What’s more, experts know that being in the intensive care unit impacts mental health. Patients and their families often developed something called post intensive-care syndrome (PICS), which has both physical and mental symptoms.

“For people who are in the ICU for a long time, for other reasons, or people who have chronic illnesses have higher occurrences of mental health conditions,” Ely said.

Complicated feelings

Marcus Tomoff became sick with COVID-19 in the beginning of June and his symptoms — including constant headaches, dizziness, pain surging from his lower back to neck, numbness, chest pains, nausea, weight loss and struggling to breathe — continue to linger. While trying to manage the pain requires a lot of effort and exhausts him, he’s also dealing with guilt. He believes he gave COVID-19 to his mom and stepfather. Dropping them off at the hospital for treatment felt just awful.

“I had to drive myself home, crying, and dealing with my pain alone,” the 28-year-old who started the clothing brand Lyfe Thryver to raise money for COVID-19 survivors in Tampa, Florida, told TODAY. “That is what actually affected me, that guilt.”

Courtesy Marcus Tomoff

Tomoff also faces isolation. Some of his friends shunned him after learning of his diagnosis.

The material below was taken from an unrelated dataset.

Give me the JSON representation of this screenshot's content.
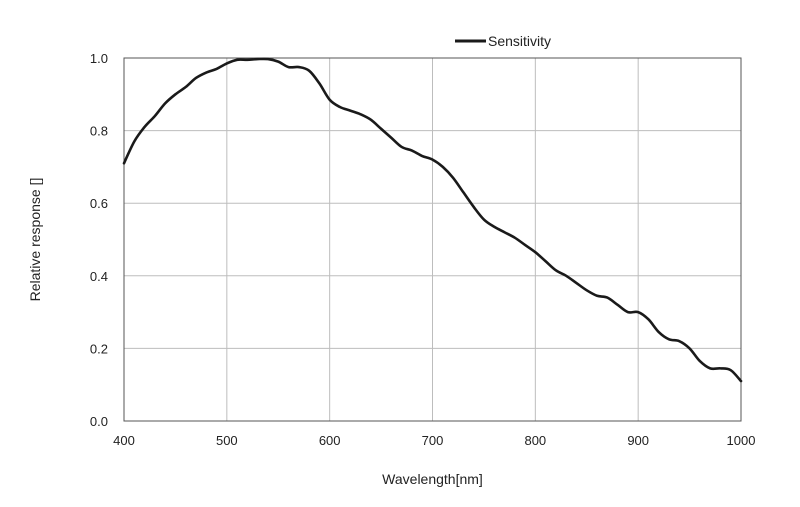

“People say they never want to see me again,” he explained. “You feel very alone. You feel very depressed and anxious.”

Tomoff finds support through Survivor Corps, an online support group of more than 90,000 COVID-19 survivors. Having a community helps him and others cope with their lingering symptoms and mental health challenges.

“Survivor Corps saved me in so many ways,” Andréa Ceresa, 46, an office manager and singer in Branchburg, New Jersey, told TODAY. “Seeing people in the group who have gotten better and gotten treatment has given me hope.”

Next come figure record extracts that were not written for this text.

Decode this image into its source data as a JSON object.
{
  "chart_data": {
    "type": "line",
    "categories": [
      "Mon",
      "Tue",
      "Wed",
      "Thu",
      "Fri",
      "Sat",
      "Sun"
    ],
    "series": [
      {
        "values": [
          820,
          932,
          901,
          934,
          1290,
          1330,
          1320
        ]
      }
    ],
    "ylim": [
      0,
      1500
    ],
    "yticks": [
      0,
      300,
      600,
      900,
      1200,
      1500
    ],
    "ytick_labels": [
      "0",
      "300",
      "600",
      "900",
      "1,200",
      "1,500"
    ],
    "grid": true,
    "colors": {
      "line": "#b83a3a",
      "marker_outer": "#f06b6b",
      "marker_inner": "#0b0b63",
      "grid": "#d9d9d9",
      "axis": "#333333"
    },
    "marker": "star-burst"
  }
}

Since becoming sick more than 130 days ago, she’s had tinnitus, nausea and neuropathy (weakness in the hands and feet from nerve damage) among other symptoms.

“I’ve had some suicidal thoughts. I’ve been at the lowest place in my life,” Ceresa explained. “I have severe panic attacks, maybe every other day. I’ve never had a panic attack before in my life.”

She feels nervous about going to the grocery store, when she sees people without masks, but her biggest worry is about whether she’ll ever feel good enough to perform again.

“My biggest fear is that I will not get better,” she said.

Other long haulers share that worry. Jennica Harris had a positive COVID-19 test on April 13 and has had symptoms since, including racing heartbeat, back pain, cold intolerance and exhaustion. She now has anxiety, depression, PTSD and some obsessive compulsive behaviors.

“I don’t leave our house,” the 33-year-old from San Marcos, California, told TODAY. “We went to the car wash and I panicked because I was thinking who went through this car wash without a mask on … It just plays out over and over.”

Courtesy Jennica Harris

Kayleen Alfaro has been sick since early March and thinks she has at least 40 different symptoms, including unrelenting headaches and constant nausea. Feeling ill all the time impacts her mental health.

“There are days, I don’t even know how I do it,” the 36-year old from Sacramento, California told TODAY. “I just feel like I’m in a nightmare. I’m just not myself.”

Like Harris, Alfaro often experiences a racing heart beat and she panics that she’s having a heart attack. That causes her anxiety to spike, but overall she feels blue.

“This is leading to depression for me because of just feeling so down about being sick,” she said. “I don’t know what’s going on with my body. I don’t know if there’s damage. I don’t know if this is going to last forever. Nobody has helped me … I just honestly think nobody is educated enough on this yet.”

While they are all undergoing treatment for their mental health, they agree that having support and sharing their stories help.

“It’s imperative that we bring awareness,” Harris said. “That recovered number that you see — well, it’s great. But you don’t know what recovered looks like and this is what I’m showing you. It’s a challenge every day. It’s hard to get out of bed.”